# Poppy 17 week old Mitted Ragdoll



## Milly22 (Sep 15, 2008)

She is lovely. Still a purring machine.


----------



## ChinaBlue (Feb 3, 2008)

Very cute


----------



## colliemerles (Nov 2, 2007)

awwwwww how gorgeous, beautiful,xxx


----------



## LadyRedLainey (Apr 7, 2009)

Gorgeous!! such a beautiful breed x


----------



## Biawhiska (Mar 28, 2008)

lovely, how is oscar doing?


----------



## Milly22 (Sep 15, 2008)

Biawhiska said:


> lovely, how is oscar doing?


Oscar has a nice new home with a Maine Coone  She is 1 year old and *loves* him, apparently almost as much as his new owner. She was very nice, part-time teacher.

It was difficult selling him as a kitten as he was the same height as Misty! He kept trying to feed off her which was quite bizarre.

He is a lovely cat though. I miss him again.    Mum is deffo going to talk to Dad well in advance of next litter so she can get another one, she only had to ask apparently. 

His old owners emailed on Sunday to ask how he is. I emailed them yesterday.

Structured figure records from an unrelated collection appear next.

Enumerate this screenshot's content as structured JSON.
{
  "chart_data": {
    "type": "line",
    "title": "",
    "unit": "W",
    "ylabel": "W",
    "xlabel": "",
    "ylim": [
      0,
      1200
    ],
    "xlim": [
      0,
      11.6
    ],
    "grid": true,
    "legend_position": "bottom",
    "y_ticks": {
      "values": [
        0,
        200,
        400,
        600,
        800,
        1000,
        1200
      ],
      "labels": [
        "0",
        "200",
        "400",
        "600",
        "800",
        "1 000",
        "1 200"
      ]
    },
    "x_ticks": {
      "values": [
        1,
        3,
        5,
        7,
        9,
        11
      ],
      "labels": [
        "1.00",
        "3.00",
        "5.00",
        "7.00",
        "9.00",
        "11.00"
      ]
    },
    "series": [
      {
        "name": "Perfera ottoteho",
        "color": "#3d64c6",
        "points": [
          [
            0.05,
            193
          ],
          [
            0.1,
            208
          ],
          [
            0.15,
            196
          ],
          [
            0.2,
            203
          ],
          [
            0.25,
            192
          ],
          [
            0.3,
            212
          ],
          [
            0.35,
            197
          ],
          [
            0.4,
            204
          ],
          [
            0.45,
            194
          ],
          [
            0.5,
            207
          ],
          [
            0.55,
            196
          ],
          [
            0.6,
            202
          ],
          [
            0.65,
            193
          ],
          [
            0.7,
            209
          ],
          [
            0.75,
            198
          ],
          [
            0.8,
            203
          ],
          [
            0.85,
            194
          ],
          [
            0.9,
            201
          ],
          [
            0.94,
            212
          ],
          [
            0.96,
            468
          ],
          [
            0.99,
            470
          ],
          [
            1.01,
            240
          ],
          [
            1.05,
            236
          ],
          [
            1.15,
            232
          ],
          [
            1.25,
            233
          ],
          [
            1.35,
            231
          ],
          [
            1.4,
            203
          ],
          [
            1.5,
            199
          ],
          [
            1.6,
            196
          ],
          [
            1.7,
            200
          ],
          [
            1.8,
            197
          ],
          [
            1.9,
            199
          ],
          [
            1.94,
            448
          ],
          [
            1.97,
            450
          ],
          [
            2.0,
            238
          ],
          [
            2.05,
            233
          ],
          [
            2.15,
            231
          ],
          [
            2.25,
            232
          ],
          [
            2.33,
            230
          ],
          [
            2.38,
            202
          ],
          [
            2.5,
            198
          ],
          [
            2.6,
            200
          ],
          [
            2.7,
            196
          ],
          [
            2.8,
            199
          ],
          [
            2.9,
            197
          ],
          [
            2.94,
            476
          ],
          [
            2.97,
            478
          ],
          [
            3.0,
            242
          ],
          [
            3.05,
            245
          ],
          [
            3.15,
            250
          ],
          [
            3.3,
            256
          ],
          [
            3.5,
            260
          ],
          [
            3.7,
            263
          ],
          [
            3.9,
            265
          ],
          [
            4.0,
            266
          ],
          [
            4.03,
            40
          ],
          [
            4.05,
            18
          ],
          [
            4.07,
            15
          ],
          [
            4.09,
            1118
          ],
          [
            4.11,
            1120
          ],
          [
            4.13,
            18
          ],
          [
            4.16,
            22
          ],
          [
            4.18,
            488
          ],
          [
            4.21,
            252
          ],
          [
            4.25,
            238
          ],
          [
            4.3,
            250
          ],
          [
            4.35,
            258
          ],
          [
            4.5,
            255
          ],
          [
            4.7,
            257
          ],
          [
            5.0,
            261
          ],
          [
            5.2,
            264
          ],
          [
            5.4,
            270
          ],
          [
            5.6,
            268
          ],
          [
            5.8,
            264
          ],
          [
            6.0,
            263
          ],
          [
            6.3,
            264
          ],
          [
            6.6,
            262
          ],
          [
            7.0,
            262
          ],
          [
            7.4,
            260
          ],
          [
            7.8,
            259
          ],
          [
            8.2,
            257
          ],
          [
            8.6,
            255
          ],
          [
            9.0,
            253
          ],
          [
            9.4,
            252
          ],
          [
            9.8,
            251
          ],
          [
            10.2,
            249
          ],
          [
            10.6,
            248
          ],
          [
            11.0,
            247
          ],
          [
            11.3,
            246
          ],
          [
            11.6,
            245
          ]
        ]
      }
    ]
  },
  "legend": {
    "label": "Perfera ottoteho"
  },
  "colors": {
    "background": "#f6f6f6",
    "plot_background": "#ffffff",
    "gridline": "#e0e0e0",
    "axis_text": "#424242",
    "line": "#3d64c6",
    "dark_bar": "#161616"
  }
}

I didn't get the amount for him that they would like back. Not sure what to do about that. I could have hung it out but my outdoor cat needed a room as she was unwell, so I guess I did sell him for less than I could have.


----------



## Biawhiska (Mar 28, 2008)

wicked, sounds like he has a wonderful new home, bless him!


----------



## Cat_Crazy (Jul 15, 2009)

Aww she is beautiful !

I am glad that Oscar got a loving home also.

I would deduct any costs from the amount you got for him and give that back.

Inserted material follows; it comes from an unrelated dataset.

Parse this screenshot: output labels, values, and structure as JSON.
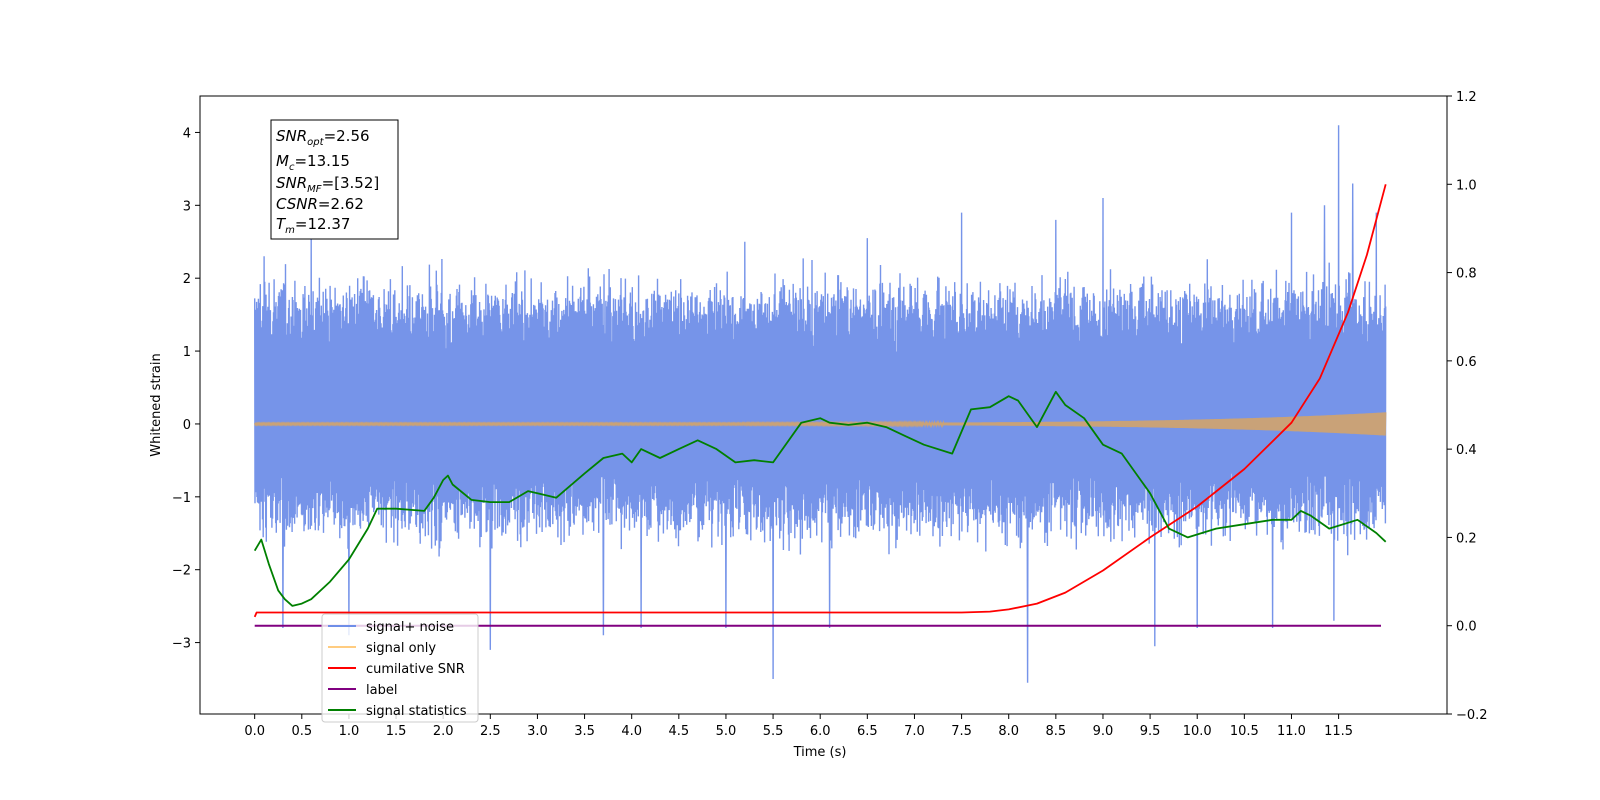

It is not your fault he was returned and maybe they will think twice about making rash decisisons next time.


----------



## Guest (Aug 15, 2009)

Beautiful cat


----------



## tylow (Feb 11, 2009)

She's gorgeous


----------



## JoWDC (Jan 11, 2009)

Ooo i think i'm in love with Poppy :001_wub::001_wub::001_wub:


----------



## munchbunch (Dec 13, 2008)

Lovely pics - what a cutie!


----------



## Milly22 (Sep 15, 2008)

Thank you for kind words. I will deduct what lost for Oscar, I just have to *tell *"the man" .

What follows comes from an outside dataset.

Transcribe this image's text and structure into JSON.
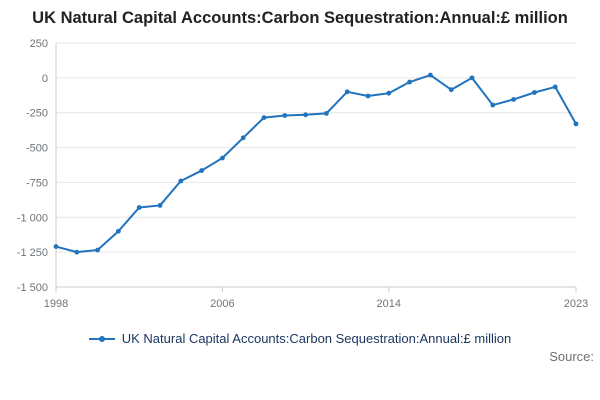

Poppy is a sweetie, she is very difficult not be all :001_wub::001_wub: over, she loves to sit on my knee purring and kissing my hands. She is a little treasure. She costs me a fortune with her fussy food ways but she is worth every penny.


----------



## kitties (Aug 1, 2009)

oh Poppy is absolutely stunning, i wasnt familar with this breed till i joined this forum, but will definately be interested in one like this in years to come.

So glad Oscar got a new home, not sure what you should do about paying them back, was there much difference?


----------



## sarahberra (Jun 26, 2009)

How sweet! What a beautiful blue seal point kitty! She looks so soft. I wish I could have a cat but my husband says no way. He has allergies. I will settle with a dog.


----------



## MADCAT (Nov 21, 2008)

She is stunning, thanks for sharing xxx


----------



## spid (Nov 4, 2008)

sarahberra said:


> What a beautiful *blue seal *point kitty! She looks so soft.


lol - no such thing! Either blue* OR *seal - can't be both! This kit is a blue mitted. Sorry, don't mean to laugh - but the image made me giggle!


----------



## BethanMay (Aug 17, 2009)

what adorable pointing!! absolutely gorgeous colouring!! x


----------



## sootisox (Apr 23, 2009)

She is a little stunner!


----------